As President Trump pursued his strategy of “flooding the zone” this week with sweeping and legally dubious actions to reshape the government, Senator Chuck Schumer, Democrat of New York and the minority leader, responded by unleashing a media fire hose of his own.
After the administration’s directive to temporarily freeze trillions of dollars of federal spending, Mr. Schumer went on something close to a two-a-day diet of news conferences, supplemented by speeches on the Senate floor (he delivered eight), videos recorded for social media and news releases. And even so, frustrated Democratic governors pressed him to do much more.
In the House, the other Democratic leader, Representative Hakeem Jeffries of New York, took a different approach. Always careful and calculating, Mr. Jeffries seemed to be channeling his longstanding personal motto, “Calm is an intentional decision.”

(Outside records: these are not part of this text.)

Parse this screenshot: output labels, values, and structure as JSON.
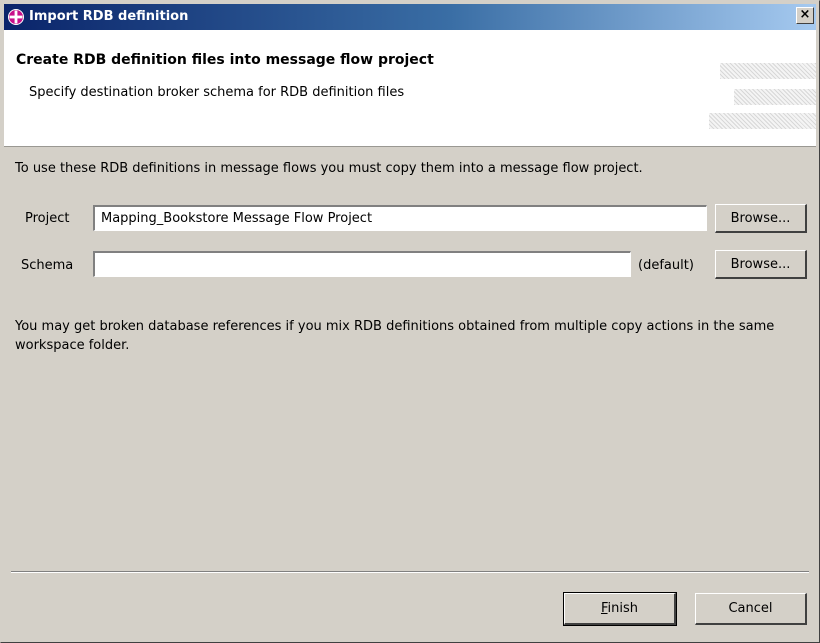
{
  "window": {
    "title": "Import RDB definition",
    "close_label": "×"
  },
  "banner": {
    "title": "Create RDB definition files into message flow project",
    "description": "Specify destination broker schema for RDB definition files"
  },
  "content": {
    "intro": "To use these RDB definitions in message flows you must copy them into a message flow project.",
    "project": {
      "label": "Project",
      "value": "Mapping_Bookstore Message Flow Project",
      "browse_label": "Browse..."
    },
    "schema": {
      "label": "Schema",
      "value": "",
      "default_label": "(default)",
      "browse_label": "Browse..."
    },
    "warning": "You may get broken database references if you mix RDB definitions obtained from multiple copy actions in the same workspace folder."
  },
  "footer": {
    "finish_mnemonic": "F",
    "finish_rest": "inish",
    "cancel_label": "Cancel"
  }
}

With the House in recess, Mr. Jeffries’s first move in response to the freeze was to blast out messaging materials to Democratic members, meet privately with other House leaders and then organize an emergency conference call for the following day during which Democrats could privately plot their strategy to challenge Mr. Trump’s pause.
But the frenetic pace of the Trump administration leaves little time for such deliberating; the freeze was rescinded even as Democrats were in the middle of discussing how best to respond.
The dueling strategies — one rushing to the microphone stand, the other focused on organizing behind the scenes — reflected a very real debate in the Democratic Party about how to counter an unbound president setting an unrelenting cadence of norm-shattering and potentially illegal actions. And it showed off two different temperaments and media strategies that Democratic leaders in Congress are employing as they adjust to a life where their main role will be to block and respond.